Au même moment Cathy Ly sortit en courant dans sa direction en l’appelant par son nom, brusquement sa mère la rattrapa et l’empêcha de poursuivre sa course vers sa tante qui allait l’accueillir ses bras ouverts.

  « Je t’interdis de t’approcher de ma fille…maintenant que tu as un homme dans ta vie tu n’as qu’à faire un enfant, si jamais tu y arrives cette fois ! »

Ce fut le coup de grâce. Victoire sentit le sol se dérober sous ses pieds, comment pouvait elle utiliser cet argument contre elle. Avait-elle oublié toute la peine qu’elle ressentait à cause de la perte de sa nièce, celle qui devait jouer avec Cathy Ly ? Faisait-elle cela pour lui faire délibérément du mal ?

  « Comment… pourquoi, qu’ai-je fais pour mériter un tel dédain, une telle haine de ta part Ange, pour que tu… m’en veuille  autant, qu’ai je fais de mal? J’ai toujours été là pour toi et c’est ainsi que tu me remercies ? »

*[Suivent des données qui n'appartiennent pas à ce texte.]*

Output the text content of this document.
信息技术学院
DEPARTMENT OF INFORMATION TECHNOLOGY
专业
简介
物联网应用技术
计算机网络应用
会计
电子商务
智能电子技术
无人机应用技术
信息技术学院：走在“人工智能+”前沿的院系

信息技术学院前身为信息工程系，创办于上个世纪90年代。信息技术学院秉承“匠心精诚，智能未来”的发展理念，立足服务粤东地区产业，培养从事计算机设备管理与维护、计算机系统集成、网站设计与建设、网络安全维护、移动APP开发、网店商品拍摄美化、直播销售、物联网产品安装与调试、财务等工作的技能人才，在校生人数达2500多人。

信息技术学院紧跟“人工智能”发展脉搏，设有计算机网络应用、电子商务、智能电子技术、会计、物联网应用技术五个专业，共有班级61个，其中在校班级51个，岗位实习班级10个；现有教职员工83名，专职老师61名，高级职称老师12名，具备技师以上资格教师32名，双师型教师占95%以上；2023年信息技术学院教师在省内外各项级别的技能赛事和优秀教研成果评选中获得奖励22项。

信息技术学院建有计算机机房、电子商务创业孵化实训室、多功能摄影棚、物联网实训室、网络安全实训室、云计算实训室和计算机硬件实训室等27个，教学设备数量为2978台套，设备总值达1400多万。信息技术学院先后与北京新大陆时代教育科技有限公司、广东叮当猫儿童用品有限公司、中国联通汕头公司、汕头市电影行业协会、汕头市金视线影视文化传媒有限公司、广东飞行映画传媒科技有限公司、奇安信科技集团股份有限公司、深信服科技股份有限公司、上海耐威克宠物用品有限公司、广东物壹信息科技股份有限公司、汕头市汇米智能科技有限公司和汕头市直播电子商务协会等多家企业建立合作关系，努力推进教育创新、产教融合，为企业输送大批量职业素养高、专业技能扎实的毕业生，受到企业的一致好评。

  « C’est tout ce que tu mérites ! »

Le ton était tranchant et très clair.

  « Je veux que tu t’en ailles de chez moi maintenant et surtout ne reviens pas… vas t’en ! »

Victoire ne pouvait pas en supporter plus, elle quitta la pièce et salua sa nièce du regard priant pour pouvoir la revoir un jour. Sa douleur était grande mais elle ne pouvait rien y faire, elle allait devoir attendre que sa sœur se calme et qu’elle veuille bien lui reparler un jour !

Elle ne voulait pas perdre sa sœur comme elle avait perdu son père.

Elle espérait juste qu’elle réagisse avant qu’il ne soit trop tard, parce que Victoire n’était pas sure de pouvoir lui pardonner un jour de ne pas lui avoir fait confiance et de lui avoir tourné le dos au moment même où elle avait le plus besoin d’elle.